Su Ye sat by the tortoise pit, polishing the Concentration Stone. He had given it to the Basilisk earlier to chew on, which had surprisingly calmed the beast's erratic spiritual waves. Now, the Basilisk was sleeping soundly for the first time in years.

Zzzzt.

"The boy is coming," the Tortoise Ancestor murmured in the cool night air. "The one with the Golden Bird."

"I know," Su Ye thought back.

"The Golden Roc is fast," the Tortoise warned. "Faster than thought. Faster than ice. If the girl tries to hit it, she will miss. The only way to hit a Roc is to make it stop."

"And how do we make a Roc stop?"

"Greed," the Tortoise chuckled slowly. "Rocs are magpies of the gods. They love shiny things. If you want to ground the sky, you don't use a net. You use a lure."

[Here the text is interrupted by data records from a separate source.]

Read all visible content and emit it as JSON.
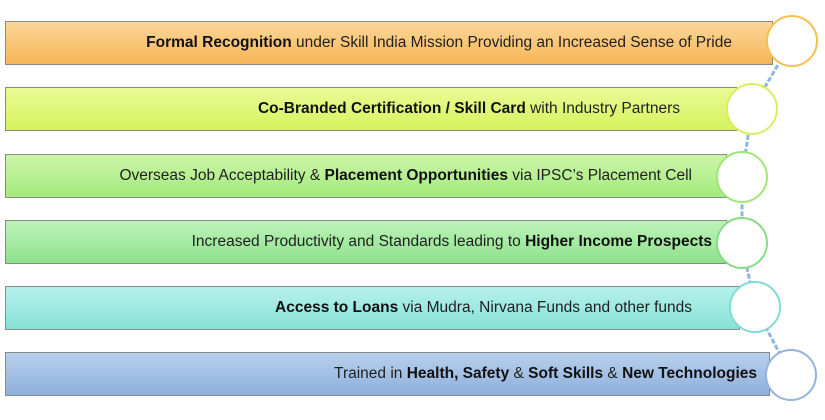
{
  "items": [
    {
      "pre": "",
      "b1": "Formal Recognition",
      "mid1": " under Skill India Mission Providing an Increased Sense of Pride",
      "b2": "",
      "mid2": "",
      "b3": "",
      "post": ""
    },
    {
      "pre": "",
      "b1": "Co-Branded Certification / Skill Card",
      "mid1": " with Industry Partners",
      "b2": "",
      "mid2": "",
      "b3": "",
      "post": ""
    },
    {
      "pre": "Overseas Job Acceptability & ",
      "b1": "Placement Opportunities",
      "mid1": " via IPSC’s Placement Cell",
      "b2": "",
      "mid2": "",
      "b3": "",
      "post": ""
    },
    {
      "pre": "Increased Productivity  and Standards  leading to ",
      "b1": "Higher Income Prospects",
      "mid1": "",
      "b2": "",
      "mid2": "",
      "b3": "",
      "post": ""
    },
    {
      "pre": "",
      "b1": "Access to Loans",
      "mid1": " via Mudra, Nirvana Funds and other funds",
      "b2": "",
      "mid2": "",
      "b3": "",
      "post": ""
    },
    {
      "pre": "Trained in ",
      "b1": "Health, Safety",
      "mid1": " & ",
      "b2": "Soft Skills",
      "mid2": " & ",
      "b3": "New Technologies",
      "post": ""
    }
  ],
  "colors": {
    "bar_1": "#f7b557",
    "bar_2": "#d6f25d",
    "bar_3": "#a3ea7c",
    "bar_4": "#8ee28c",
    "bar_5": "#86e2d8",
    "bar_6": "#8fb0dc",
    "connector": "#8fb5e0",
    "border": "#8a8a8a"
  }
}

Su Ye looked at the sleeping Zhu Zhu. The pig was currently glowing faintly pink, its belly full of barrier energy and toxic pills.

"Greed," Su Ye whispered. "We can work with greed."

He stood up and gathered his disciples. They looked grim, like soldiers preparing for a suicide mission.

"Listen up," Su Ye said, his voice low. "Tomorrow isn't about Taming. It's about acting. Gao Ming, this is your moment. I need you to give the performance of your life."

Gao Ming looked up, his eyes shining beneath the swimming goggles. "A tragedy, Master? Or a comedy?"

"A distraction," Su Ye said. "A distraction so loud, so confusing, and so shiny that the Golden Roc forgets it's supposed to kill us."

Su Ye laid out the plan. It was insane. It involved invisible shouting, a frozen pig, and a sonic boom.

"If this works," Lin Fan said, adjusting his gauntlets, "we'll be legends."

"If it fails," Luo Bing added, stroking her Phoenix, "we'll be bird food."

"Then don't fail," Su Ye clapped his hands. "Sleep. Tomorrow, we steal the sky."

The disciples retreated to their quarters, but Su Ye remained in the courtyard. He looked at the moon, feeling the weight of the coming day. It wasn't just a tournament; it was the moment the Twilight Stable proved that "trash" had teeth.

He reached into his pocket and pulled out the Egg of the Dawn Crow he had received as a reward earlier. It was warm, pulsing with a faint, rhythmic heat.

"Soon," Su Ye whispered to the egg. "But first, we have a Prince to dethrone."

He closed his eyes, listening to the ancestors bickering in his head, and waited for the dawn.